Our rights at work are under attack

Yesterday afternoon, I hand-delivered a 6,000-strong letter to Vince Cable at the Department for Business, Innovation and Skills, saying we need more hiring, not more firing. The timing couldn’t have been more crucial.

Last year, David Cameron asked a venture capitalist called Adrian Beecroft, who has donated more than £500,000 to the Conservative Party, to write a report outlining his suggested changes to our rights at work.

After months of delay, Labour MPs forced the Government to finally publish his report on Monday night. That report fulfilled all our worst fears – if Beecroft gets his way, nobody will be safe in their job, as employers will be able to fire at will.

This is an attack on every single one of us. Will you email your MP now?

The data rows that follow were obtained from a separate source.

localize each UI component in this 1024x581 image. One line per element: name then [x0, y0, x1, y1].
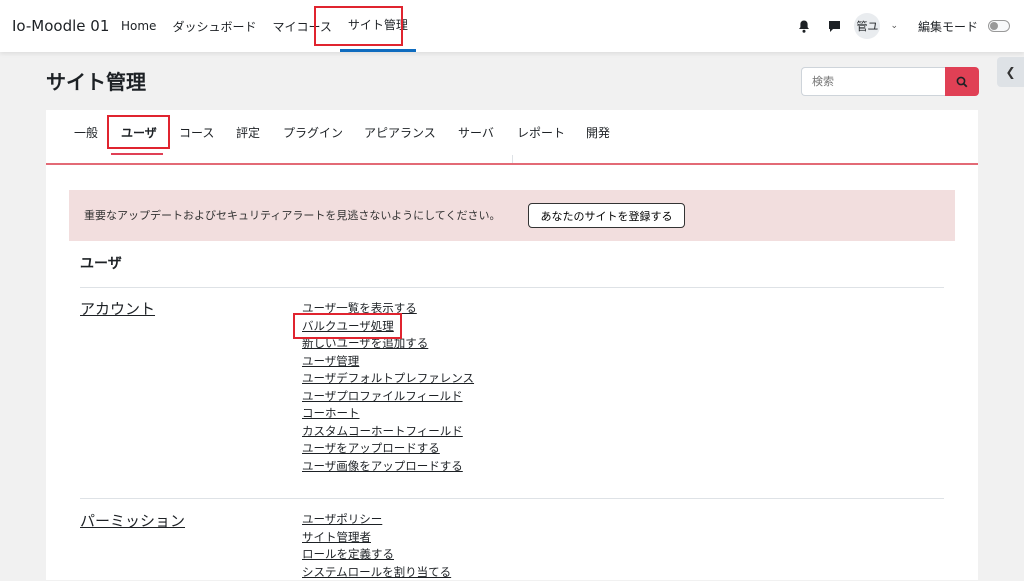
avatar[interactable]: 管ユ	[854, 13, 880, 39]
link-site-admins[interactable]: サイト管理者	[302, 529, 451, 547]
link-user-policies[interactable]: ユーザポリシー	[302, 511, 451, 529]
alert-text: 重要なアップデートおよびセキュリティアラートを見逃さないようにしてください。	[84, 207, 500, 223]
tab-reports[interactable]: レポート	[517, 124, 565, 141]
tab-general[interactable]: 一般	[74, 124, 98, 141]
link-define-roles[interactable]: ロールを定義する	[302, 546, 451, 564]
link-cohorts[interactable]: コーホート	[302, 405, 474, 423]
category-permissions[interactable]: パーミッション	[80, 510, 185, 531]
admin-card: 一般 ユーザ コース 評定 プラグイン アピアランス サーバ レポート 開発 重…	[46, 110, 978, 580]
nav-home[interactable]: Home	[113, 0, 164, 52]
top-navbar: Io-Moodle 01 Home ダッシュボード マイコース サイト管理 管ユ…	[0, 0, 1024, 52]
edit-mode-toggle[interactable]	[988, 20, 1010, 32]
edit-mode-label: 編集モード	[918, 18, 978, 35]
page-title: サイト管理	[46, 66, 146, 95]
search-icon	[956, 76, 968, 88]
link-cohort-custom-fields[interactable]: カスタムコーホートフィールド	[302, 423, 474, 441]
divider	[80, 287, 944, 288]
highlight-box-bulk-users	[293, 313, 402, 339]
link-assign-system-roles[interactable]: システムロールを割り当てる	[302, 564, 451, 581]
site-brand[interactable]: Io-Moodle 01	[12, 17, 109, 35]
tab-server[interactable]: サーバ	[458, 124, 494, 141]
section-heading: ユーザ	[80, 253, 122, 273]
link-upload-pictures[interactable]: ユーザ画像をアップロードする	[302, 458, 474, 476]
link-user-management[interactable]: ユーザ管理	[302, 353, 474, 371]
link-user-profile-fields[interactable]: ユーザプロファイルフィールド	[302, 388, 474, 406]
search-input[interactable]	[801, 67, 945, 96]
tab-grades[interactable]: 評定	[236, 124, 260, 141]
tab-plugins[interactable]: プラグイン	[283, 124, 343, 141]
user-nav: 管ユ ⌄ 編集モード	[794, 0, 1010, 52]
chevron-down-icon[interactable]: ⌄	[890, 21, 898, 31]
tab-appearance[interactable]: アピアランス	[364, 124, 436, 141]
tab-development[interactable]: 開発	[586, 124, 610, 141]
highlight-box-users-tab	[107, 115, 170, 149]
permissions-link-list: ユーザポリシー サイト管理者 ロールを定義する システムロールを割り当てる	[302, 511, 451, 581]
message-icon[interactable]	[824, 16, 844, 36]
link-user-default-preferences[interactable]: ユーザデフォルトプレファレンス	[302, 370, 474, 388]
registration-alert: 重要なアップデートおよびセキュリティアラートを見逃さないようにしてください。 あ…	[69, 190, 955, 241]
tabs-bottom-border	[46, 163, 978, 165]
admin-tabs: 一般 ユーザ コース 評定 プラグイン アピアランス サーバ レポート 開発	[46, 110, 978, 165]
divider	[80, 498, 944, 499]
highlight-box-nav	[314, 6, 403, 46]
chevron-left-icon[interactable]: ❮	[997, 57, 1024, 87]
tab-courses[interactable]: コース	[179, 124, 214, 141]
active-tab-indicator	[111, 153, 163, 155]
nav-dashboard[interactable]: ダッシュボード	[164, 0, 264, 52]
search-button[interactable]	[945, 67, 979, 96]
bell-icon[interactable]	[794, 16, 814, 36]
register-site-button[interactable]: あなたのサイトを登録する	[528, 203, 685, 228]
link-upload-users[interactable]: ユーザをアップロードする	[302, 440, 474, 458]
admin-search	[801, 67, 979, 96]
category-accounts[interactable]: アカウント	[80, 298, 155, 319]
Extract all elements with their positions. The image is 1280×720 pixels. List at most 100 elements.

Mr Beecroft made his intentions crystal clear in the draft of the report that was leaked at the weekend. He wrote:

“the downside of the proposal is that some people would be dismissed simply because their employer doesn’t like them. While that is sad I believe it is a price worth paying…..”

Unsurprisingly, these words didn’t make it into the published version of the report!

But the proposal to take away job security from every single working person in Britain by introducing “no fault dismissal” is only the beginning. Without offering a shred of evidence, the Beecroft Report claims that ripping up rights at work across the board will create jobs and help end the recession.

There is a real risk that the Government will action Beecroft’s plans to scrap our rights. Their austerity programme is making the economy worse, not better, and has pushed us into a double dip recession.

Up until now, Vince Cable’s Business Department has led the way on watering down rights at work, claiming that doing so will create growth – his department is still consulting on whether or not to implement no fault dismissal. There is a real risk that substantial parts of the Beecroft report could become law.

Email your MP now to ask them to oppose this attack on our rights at work.

Ordinary people did not cause this recession – we should not be paying the price by having our rights at work ripped up.